Initialement publiée en anglais en 2011 par une universitaire états-unienne spécialiste de la littérature française du XVIIIe siècle, cette synthèse sur la question du jugement littéraire envisagé au prisme du mauvais goût complète, grâce à sa traduction française, un ensemble de travaux récents relatifs à la notion de goût à l’âge classique : Vices de style et défauts esthétiques : XVIe-XVIIIe siècles, sous la direction de Carine Barbafieri et Jean-Yves Vialleton (Garnier, 2017), et surtout L’Invention du mauvais goût à l’âge classique (XVIIe-XVIIIe siècles) sous la direction de la même Carine Barbafieri — inspiratrice de ce projet de traduction — et de Jean-Christophe Abramovici (Peeters, 2013).

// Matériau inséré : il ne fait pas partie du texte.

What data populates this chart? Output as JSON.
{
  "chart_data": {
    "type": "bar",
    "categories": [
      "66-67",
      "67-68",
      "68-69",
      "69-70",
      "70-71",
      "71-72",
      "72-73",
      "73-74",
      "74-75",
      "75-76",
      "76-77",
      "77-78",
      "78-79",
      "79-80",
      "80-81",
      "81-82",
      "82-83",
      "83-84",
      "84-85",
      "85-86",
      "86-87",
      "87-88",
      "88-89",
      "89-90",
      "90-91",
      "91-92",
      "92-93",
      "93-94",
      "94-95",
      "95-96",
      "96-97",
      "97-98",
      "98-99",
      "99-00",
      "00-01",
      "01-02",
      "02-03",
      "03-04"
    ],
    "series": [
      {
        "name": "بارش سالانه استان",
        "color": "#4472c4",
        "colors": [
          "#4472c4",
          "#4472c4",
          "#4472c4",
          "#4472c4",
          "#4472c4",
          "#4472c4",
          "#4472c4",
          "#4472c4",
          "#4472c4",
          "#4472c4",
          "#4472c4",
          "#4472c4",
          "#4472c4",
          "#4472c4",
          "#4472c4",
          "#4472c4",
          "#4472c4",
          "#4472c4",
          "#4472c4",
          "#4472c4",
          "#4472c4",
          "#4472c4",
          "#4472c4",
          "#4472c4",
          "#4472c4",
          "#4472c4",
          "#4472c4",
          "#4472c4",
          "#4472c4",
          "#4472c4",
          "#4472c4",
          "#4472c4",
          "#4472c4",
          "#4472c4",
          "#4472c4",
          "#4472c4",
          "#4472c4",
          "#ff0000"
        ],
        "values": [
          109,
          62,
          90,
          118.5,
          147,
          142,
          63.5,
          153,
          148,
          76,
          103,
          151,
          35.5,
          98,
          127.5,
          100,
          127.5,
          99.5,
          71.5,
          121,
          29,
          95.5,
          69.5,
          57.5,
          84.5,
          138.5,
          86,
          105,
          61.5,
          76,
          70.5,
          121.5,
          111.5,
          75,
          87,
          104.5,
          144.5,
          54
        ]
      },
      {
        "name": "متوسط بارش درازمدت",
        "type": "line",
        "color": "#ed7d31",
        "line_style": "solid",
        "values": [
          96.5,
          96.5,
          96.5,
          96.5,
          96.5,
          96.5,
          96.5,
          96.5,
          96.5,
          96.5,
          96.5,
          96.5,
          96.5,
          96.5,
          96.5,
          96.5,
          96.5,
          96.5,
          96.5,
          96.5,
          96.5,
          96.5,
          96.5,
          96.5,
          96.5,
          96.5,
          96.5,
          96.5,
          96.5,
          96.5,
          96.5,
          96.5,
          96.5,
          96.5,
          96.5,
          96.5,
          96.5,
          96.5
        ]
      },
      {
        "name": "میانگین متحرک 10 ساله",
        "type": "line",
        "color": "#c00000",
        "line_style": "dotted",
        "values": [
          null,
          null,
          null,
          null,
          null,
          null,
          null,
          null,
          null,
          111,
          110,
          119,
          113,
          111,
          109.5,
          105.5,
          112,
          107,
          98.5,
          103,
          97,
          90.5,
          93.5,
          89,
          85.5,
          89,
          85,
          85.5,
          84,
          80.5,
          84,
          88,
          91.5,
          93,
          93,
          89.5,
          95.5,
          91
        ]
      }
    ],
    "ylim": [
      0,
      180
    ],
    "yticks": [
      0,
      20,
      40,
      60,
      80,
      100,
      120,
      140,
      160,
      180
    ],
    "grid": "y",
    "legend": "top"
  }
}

Ce dernier ouvrage collectif, tout en se concentrant sur les questions d’esthétique littéraire, envisageait aussi le goût dans le domaine culinaire d’où la notion est originaire. Uniquement consacré au champ littéraire, le livre de Jennifer Tsien entend montrer comment la notion, telle qu’elle se trouve mobilisée par certains penseurs et écrivains du XVIIIe siècle, tente de conjurer une idée de la littérature jugée par eux inacceptable. Elle expose donc comment un certain XVIIIe siècle, dans lequel nous retrouvons essentiellement les auteurs considérés comme « majeurs » (Voltaire, Montesquieu, Diderot) — en plus de quelques théoriciens connus des seuls spécialistes —, est parvenu à imposer des canons littéraires passés à la postérité, et à nous faire oublier des pans entiers de la production littéraire de l’époque. En retraçant les grandes lignes des critiques de mauvais goût adressées aux uns et aux autres, Jennifer Tsien définit en creux ce qui relevait du bon goût pour l’époque, mais donne aussi à voir ce qui se lisait concrètement durant le siècle des Lumières. Au-delà de la seule théorisation de cette notion de goût, l’ouvrage permet donc d’envisager de manière large la production du siècle en se dégageant des a priori esthétiques qui pour une partie d’entre eux ont été construits par les contemporains eux-mêmes.

Tout écrire, tout lire ?

Avant d’envisager de manière détaillée les critères permettant de reconnaître, pour mieux le stigmatiser, ce mauvais goût, l’auteur étudie dans deux chapitres plus généraux la multiplication des ouvrages à l’âge classique et les débats qui en découlent quant à la qualité des livres, mais aussi de ceux qui les écrivent (chap. 1 « Trop de livres »). Dans ces débats, la définition du mauvais goût — et par conséquent la question purement esthétique — va jouer un rôle central (chap. 2 « Qu’est-ce que le bon goût ? »). Jennifer Tsien évite partiellement l’écueil qui consisterait à proposer en quelques pages un aperçu trop lacunaire et général pour être pertinent en choisissant de mettre en avant des textes méconnus, qui permettent d’aborder d’une façon originale certaines des questions posées. La prolifération des livres et la motivation mercenaire qui peut animer certains auteurs, la question de la qualité des textes et celle de la légitimité de l’acte même d’écrire, sont ainsi envisagées par le prisme de la « bibliomanie » et de l’essai de l’académicien lyonnais Louis Bollioud-Mermet sur le sujet(1761). Pour le reste, le lecteur trouvera des éléments de rappel généraux sur les principales théories esthétiques qui s’affrontent dans le courant du XVIIIe siècle : les systèmes presque mathématiques de Crousaz et d’André, la norme idéalisée de la « belle nature » selon Batteux, et les théories davantage fondées sur la sensibilité de Dubos, Montesquieu, Voltaire ou Diderot. L’ensemble est associé à de nombreuses références bibliographiques critiques.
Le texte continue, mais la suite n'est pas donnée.